Correlation Between Live Oak and Income Fund
Can any of the company-specific risk be diversified away by investing in both Live Oak and Income Fund at the same time? Although using a correlation coefficient on its own may not help to predict future stock returns, this module helps to understand the diversifiable risk of combining Live Oak and Income Fund into the same portfolio, which is an essential part of the fundamental portfolio management process.
By analyzing existing cross correlation between Live Oak Health and Income Fund Income, you can compare the effects of market volatilities on Live Oak and Income Fund and check how they will diversify away market risk if combined in the same portfolio for a given time horizon. You can also utilize pair trading strategies of matching a long position in Live Oak with a short position of Income Fund. Check out your portfolio center. Please also check ongoing floating volatility patterns of Live Oak and Income Fund.
Diversification Opportunities for Live Oak and Income Fund
0.58 | Correlation Coefficient |
Very weak diversification
The 3 months correlation between Live and Income is 0.58. Overlapping area represents the amount of risk that can be diversified away by holding Live Oak Health and Income Fund Income in the same portfolio, assuming nothing else is changed. The correlation between historical prices or returns on Income Fund Income and Live Oak is a relative statistical measure of the degree to which these equity instruments tend to move together. The correlation coefficient measures the extent to which returns on Live Oak Health are associated (or correlated) with Income Fund. Values of the correlation coefficient range from -1 to +1, where. The correlation of zero (0) is possible when the price movement of Income Fund Income has no effect on the direction of Live Oak i.e., Live Oak and Income Fund go up and down completely randomly.
Pair Corralation between Live Oak and Income Fund
Assuming the 90 days horizon Live Oak is expected to generate 1.57 times less return on investment than Income Fund. In addition to that, Live Oak is 2.07 times more volatile than Income Fund Income.
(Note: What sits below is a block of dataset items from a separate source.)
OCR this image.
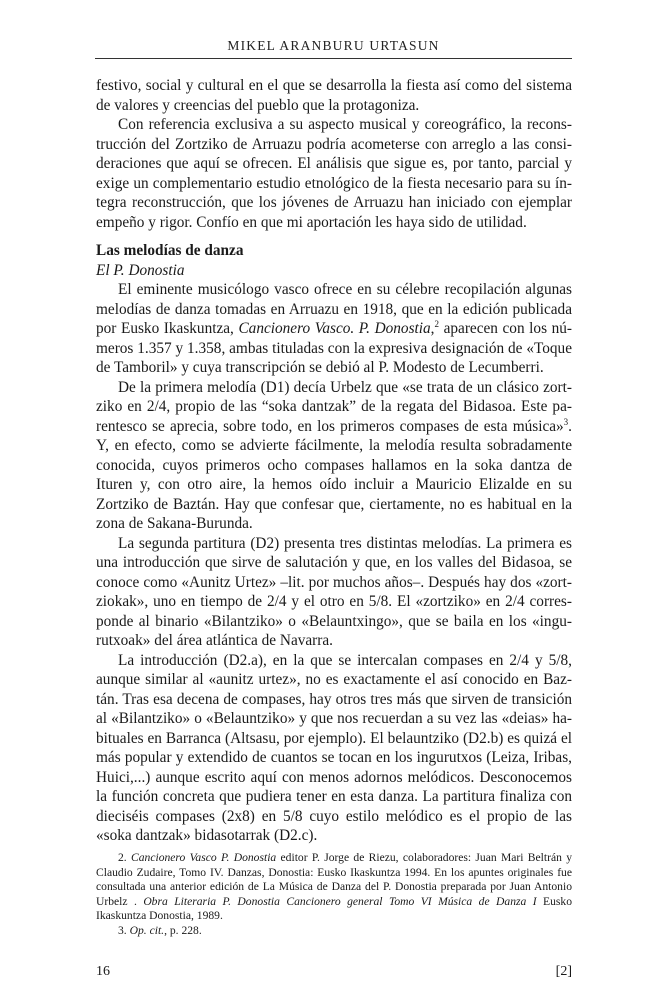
MIKEL ARANBURU URTASUN

festivo, social y cultural en el que se desarrolla la fiesta así como del sistema de valores y creencias del pueblo que la protagoniza.

Con referencia exclusiva a su aspecto musical y coreográfico, la reconstrucción del Zortziko de Arruazu podría acometerse con arreglo a las consideraciones que aquí se ofrecen. El análisis que sigue es, por tanto, parcial y exige un complementario estudio etnológico de la fiesta necesario para su íntegra reconstrucción, que los jóvenes de Arruazu han iniciado con ejemplar empeño y rigor. Confío en que mi aportación les haya sido de utilidad.

Las melodías de danza
El P. Donostia

El eminente musicólogo vasco ofrece en su célebre recopilación algunas melodías de danza tomadas en Arruazu en 1918, que en la edición publicada por Eusko Ikaskuntza, Cancionero Vasco. P. Donostia,$^2$ aparecen con los números 1.357 y 1.358, ambas tituladas con la expresiva designación de «Toque de Tamboril» y cuya transcripción se debió al P. Modesto de Lecumberri.

De la primera melodía (D1) decía Urbelz que «se trata de un clásico zortziko en 2/4, propio de las “soka dantzak” de la regata del Bidasoa. Este parentesco se aprecia, sobre todo, en los primeros compases de esta música»$^3$. Y, en efecto, como se advierte fácilmente, la melodía resulta sobradamente conocida, cuyos primeros ocho compases hallamos en la soka dantza de Ituren y, con otro aire, la hemos oído incluir a Mauricio Elizalde en su Zortziko de Baztán. Hay que confesar que, ciertamente, no es habitual en la zona de Sakana-Burunda.

La segunda partitura (D2) presenta tres distintas melodías. La primera es una introducción que sirve de salutación y que, en los valles del Bidasoa, se conoce como «Aunitz Urtez» –lit. por muchos años–. Después hay dos «zortziokak», uno en tiempo de 2/4 y el otro en 5/8. El «zortziko» en 2/4 corresponde al binario «Bilantziko» o «Belauntxingo», que se baila en los «ingurutxoak» del área atlántica de Navarra.

La introducción (D2.a), en la que se intercalan compases en 2/4 y 5/8, aunque similar al «aunitz urtez», no es exactamente el así conocido en Baztán. Tras esa decena de compases, hay otros tres más que sirven de transición al «Bilantziko» o «Belauntziko» y que nos recuerdan a su vez las «deias» habituales en Barranca (Altsasu, por ejemplo). El belauntziko (D2.b) es quizá el más popular y extendido de cuantos se tocan en los ingurutxos (Leiza, Iribas, Huici,...) aunque escrito aquí con menos adornos melódicos. Desconocemos la función concreta que pudiera tener en esta danza. La partitura finaliza con dieciséis compases (2x8) en 5/8 cuyo estilo melódico es el propio de las «soka dantzak» bidasotarrak (D2.c).

2. Cancionero Vasco P. Donostia editor P. Jorge de Riezu, colaboradores: Juan Mari Beltrán y Claudio Zudaire, Tomo IV. Danzas, Donostia: Eusko Ikaskuntza 1994. En los apuntes originales fue consultada una anterior edición de La Música de Danza del P. Donostia preparada por Juan Antonio Urbelz . Obra Literaria P. Donostia Cancionero general Tomo VI Música de Danza I Eusko Ikaskuntza Donostia, 1989.

3. Op. cit., p. 228.

16	[2]
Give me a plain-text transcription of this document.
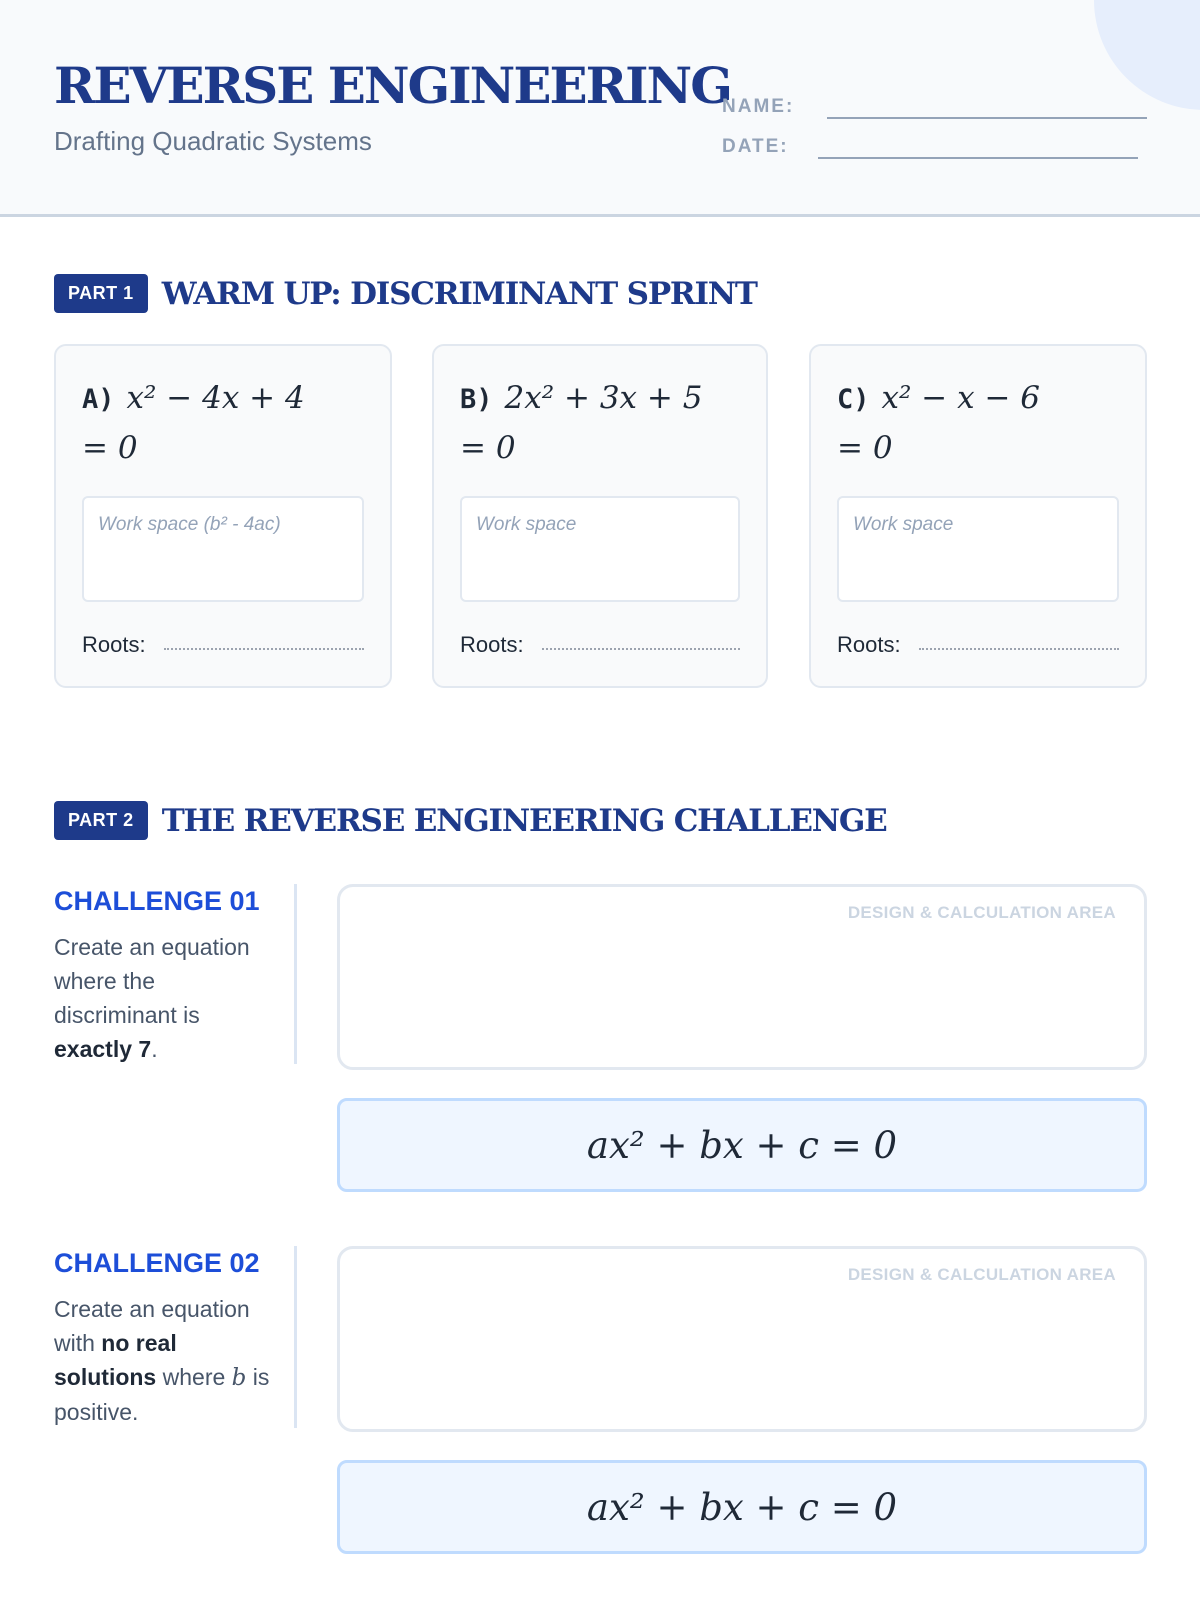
REVERSE ENGINEERING
Drafting Quadratic Systems
NAME:
DATE:
PART 1 WARM UP: DISCRIMINANT SPRINT
A) x² − 4x + 4
= 0
Work space (b² - 4ac)
Roots:
B) 2x² + 3x + 5
= 0
Work space
Roots:
C) x² − x − 6
= 0
Work space
Roots:
PART 2 THE REVERSE ENGINEERING CHALLENGE
CHALLENGE 01
Create an equation where the discriminant is exactly 7.
DESIGN & CALCULATION AREA
ax² + bx + c = 0
CHALLENGE 02
Create an equation with no real solutions where b is positive.
DESIGN & CALCULATION AREA
ax² + bx + c = 0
It trades about 0.02 of its total potential returns per unit of risk. Income Fund Income is currently generating about 0.05 per unit of volatility. If you would invest 1,071 in Income Fund Income on September 3, 2024 and sell it today you would earn a total of 93.00 from holding Income Fund Income or generate 8.68% return on investment over 90 days.
Time Period | 3 Months [change] |
Direction | Moves Together |
Strength | Weak |
Accuracy | 100.0% |
Values | Daily Returns |
Live Oak Health vs. Income Fund Income
Performance |
Timeline |
Live Oak Health |
Income Fund Income |
Live Oak and Income Fund Volatility Contrast
Predicted Return Density |
Returns |
Pair Trading with Live Oak and Income Fund
The main advantage of trading using opposite Live Oak and Income Fund positions is that it hedges away some unsystematic risk. Because of two separate transactions, even if Live Oak position performs unexpectedly, Income Fund can make up some of the losses. Pair trading also minimizes risk from directional movements in the market. For example, if an entire industry or sector drops because of unexpected headlines, the short position in Income Fund will offset losses from the drop in Income Fund's long position.Live Oak vs. Vanguard Health Care | Live Oak vs. Vanguard Health Care | Live Oak vs. T Rowe Price | Live Oak vs. T Rowe Price |
Income Fund vs. Arrow Managed Futures | Income Fund vs. Mondrian Emerging Markets | Income Fund vs. T Rowe Price | Income Fund vs. The Emerging Markets |
Check out your portfolio center.Note that this page's information should be used as a complementary analysis to find the right mix of equity instruments to add to your existing portfolios or create a brand new portfolio. You can also try the Options Analysis module to analyze and evaluate options and option chains as a potential hedge for your portfolios.